The stipe is 3.5–10 cm long, tapering towards the base, measuring 7–11 mm in diameter at the apex and 4–7 mm at the base. It is central, solid or slightly stuffed, with longitudinal fibrils. The stem is white to dingy white, with a distinctive bright yellow colouration at the base, and readily blackens when handled. Numerous small glandular dots are present on the stem, initially reddish-brown but blackening with age. The flesh is white to brownish-white in the upper portion, slowly turning reddish when exposed to air, and yellow towards the base. The basal mycelium is yellow.

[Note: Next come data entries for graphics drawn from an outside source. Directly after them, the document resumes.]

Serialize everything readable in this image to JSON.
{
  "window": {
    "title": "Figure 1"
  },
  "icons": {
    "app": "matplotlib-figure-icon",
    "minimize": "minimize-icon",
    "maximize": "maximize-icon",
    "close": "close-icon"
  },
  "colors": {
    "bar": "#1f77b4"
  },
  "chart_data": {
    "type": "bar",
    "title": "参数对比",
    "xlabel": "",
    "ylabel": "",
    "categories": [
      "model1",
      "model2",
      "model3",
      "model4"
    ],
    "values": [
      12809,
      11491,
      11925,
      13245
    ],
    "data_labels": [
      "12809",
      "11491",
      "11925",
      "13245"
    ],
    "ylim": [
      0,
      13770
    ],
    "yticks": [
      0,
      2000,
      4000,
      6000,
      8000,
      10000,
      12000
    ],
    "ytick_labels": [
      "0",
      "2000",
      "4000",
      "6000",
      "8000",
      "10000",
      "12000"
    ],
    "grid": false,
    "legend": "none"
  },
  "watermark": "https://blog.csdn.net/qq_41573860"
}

The spore print is dark grey, appearing black when deposited thickly. The spores are dark melleous (honey-coloured) to dark brown, subfusiform (somewhat spindle-shaped) with a slight depression or flattening in the suprahilar region (above the hilum), and measure 17.5–23.5 by 6.5–8 μm. They have slightly thickened walls, are smooth, and lack a germ pore.

When treated with chemical reagents, the context (flesh) of the fungus turns dull greyish-green with ferrous sulphate (FeSO_{4}) and rose pink darkening to brick red with ammonium hydroxide (NH_{4}OH). The fungus has a mild taste.

==Habitat and distribution==

Gomphidius maculatus has a wide distribution in the northern hemisphere, where it forms mycorrhizal associations with larch trees. It has also been introduced to new Zealand.